Cancro ovarico, Pignata (Istituto Pascale): “FOLight sostiene i giovani ricercatori”

L’incontro FOLight a Sorrento ha riunito esperti per discutere nuove terapie per il tumore ovarico, evidenziando l’importanza degli anticorpi farmaco-coniugati e il coinvolgimento dei giovani ricercatori.

Il 16 marzo 2026, a Sorrento, si è svolto un importante incontro scientifico dedicato al tumore ovarico, riunendo oncologi, ricercatori e giovani studiosi provenienti da diverse realtà cliniche e di ricerca. L’evento, denominato FOLight, ha avuto come obiettivo principale quello di discutere le attuali opportunità terapeutiche per il trattamento di questa patologia complessa. Sandro Pignata, direttore dell’Oncologia ginecologica dell’Int-Irccs Fondazione Pascale di Napoli, ha sottolineato l’importanza di questo confronto tra specialisti, evidenziando la necessità di approfondire le nuove possibilità terapeutiche disponibili.

Le nuove frontiere della terapia

Durante l’incontro, Pignata ha messo in evidenza l’attenzione particolare riservata alle pazienti con malattia platino-resistente, quelle che non rispondono più ai trattamenti chemioterapici tradizionali. Storicamente, queste pazienti avevano poche alternative terapeutiche, ma oggi la situazione sta cambiando grazie all’emergere di una nuova categoria di farmaci: gli anticorpi farmaco-coniugati. Questi farmaci permettono di indirizzare il trattamento direttamente all’interno delle cellule tumorali, aprendo così nuove prospettive per le pazienti.

Un esempio significativo è rappresentato dal mirvetuximab, un farmaco che offre nuove opzioni di trattamento per una popolazione di pazienti che, fino a poco tempo fa, si trovava in una situazione di grande difficoltà. L’evento ha visto la partecipazione di oltre 200 specialisti, molti dei quali giovani ricercatori, sottolineando l’importanza di coinvolgere le nuove generazioni nel campo della ginecologia oncologica. Pignata ha affermato che è fondamentale dare spazio ai giovani talenti, poiché le loro idee e innovazioni saranno cruciali per il futuro della ricerca.

Il progetto Next Stars e il coinvolgimento dei giovani

Uno degli aspetti più interessanti dell’evento è stato il progetto Next Stars, che ha permesso ai giovani ricercatori di presentare i risultati delle loro ricerche. Pignata ha sottolineato come, attraverso questa iniziativa, si voglia offrire ai giovani l’opportunità di confrontarsi con esperti e di crescere all’interno della comunità scientifica. Sono stati presentati numerosi poster con esperienze di ricerca, alcuni dei quali verranno premiati per la loro qualità e innovazione.

L’incontro ha anche affrontato le nuove linee guida della Società europea di oncologia medica (Esmo), che stanno ridefinendo il percorso terapeutico per le pazienti con tumore ovarico. Queste linee guida hanno già integrato l’uso dei nuovi farmaci, che rappresentano ora uno standard di cura a livello internazionale, incluso in Italia.
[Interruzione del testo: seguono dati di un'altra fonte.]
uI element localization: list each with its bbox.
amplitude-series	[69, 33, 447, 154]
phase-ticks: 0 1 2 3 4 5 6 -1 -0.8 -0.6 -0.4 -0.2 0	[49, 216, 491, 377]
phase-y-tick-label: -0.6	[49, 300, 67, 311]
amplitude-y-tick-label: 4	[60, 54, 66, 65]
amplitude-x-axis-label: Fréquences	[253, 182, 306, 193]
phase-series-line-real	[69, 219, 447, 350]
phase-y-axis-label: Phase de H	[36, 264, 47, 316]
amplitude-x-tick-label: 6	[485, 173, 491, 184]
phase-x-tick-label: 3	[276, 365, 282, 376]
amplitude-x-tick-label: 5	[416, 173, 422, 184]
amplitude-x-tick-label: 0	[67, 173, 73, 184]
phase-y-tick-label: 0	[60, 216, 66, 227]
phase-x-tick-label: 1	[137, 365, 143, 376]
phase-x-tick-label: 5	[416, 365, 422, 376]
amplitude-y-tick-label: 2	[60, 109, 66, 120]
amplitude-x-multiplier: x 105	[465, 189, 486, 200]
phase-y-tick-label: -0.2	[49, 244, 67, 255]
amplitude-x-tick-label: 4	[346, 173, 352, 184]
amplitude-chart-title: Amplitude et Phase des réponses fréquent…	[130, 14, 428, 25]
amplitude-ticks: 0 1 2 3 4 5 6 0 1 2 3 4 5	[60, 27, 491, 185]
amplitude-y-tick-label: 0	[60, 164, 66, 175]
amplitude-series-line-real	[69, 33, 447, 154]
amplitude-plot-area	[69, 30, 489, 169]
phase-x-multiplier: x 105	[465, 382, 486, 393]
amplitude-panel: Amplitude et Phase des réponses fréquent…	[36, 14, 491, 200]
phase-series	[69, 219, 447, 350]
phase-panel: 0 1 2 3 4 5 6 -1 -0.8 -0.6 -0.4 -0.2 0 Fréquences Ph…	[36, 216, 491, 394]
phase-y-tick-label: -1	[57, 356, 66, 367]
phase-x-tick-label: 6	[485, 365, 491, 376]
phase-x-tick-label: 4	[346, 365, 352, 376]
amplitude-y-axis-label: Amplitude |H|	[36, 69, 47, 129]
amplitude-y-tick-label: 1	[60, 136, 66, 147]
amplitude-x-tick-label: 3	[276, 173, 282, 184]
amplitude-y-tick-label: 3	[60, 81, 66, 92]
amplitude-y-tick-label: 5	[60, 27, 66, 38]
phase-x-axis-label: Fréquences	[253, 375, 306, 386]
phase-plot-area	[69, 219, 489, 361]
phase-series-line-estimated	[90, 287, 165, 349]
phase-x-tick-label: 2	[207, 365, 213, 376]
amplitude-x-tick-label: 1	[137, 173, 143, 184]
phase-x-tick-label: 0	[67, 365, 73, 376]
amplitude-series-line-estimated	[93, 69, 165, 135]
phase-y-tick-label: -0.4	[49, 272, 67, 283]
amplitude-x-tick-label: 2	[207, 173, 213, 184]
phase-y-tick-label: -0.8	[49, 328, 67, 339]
Pignata ha evidenziato come il cambiamento nel percorso di cura stia portando a risultati migliori per le pazienti, specialmente per quelle in condizioni di resistenza al platino.

Prospettive future e miglioramento della qualità della vita

L’arrivo di questi nuovi farmaci ha rappresentato una svolta significativa nel trattamento del tumore ovarico, che fino a poco tempo fa era considerato una “stanza buia” per le pazienti. Pignata ha concluso affermando che gli studi clinici hanno dimostrato un miglioramento della sopravvivenza per le pazienti, il che significa che possono vivere più a lungo e con prospettive di cura migliori rispetto al passato. Questo incontro ha quindi rappresentato non solo un’opportunità di confronto tra esperti, ma anche un passo importante verso un futuro più luminoso per le pazienti affette da tumore ovarico.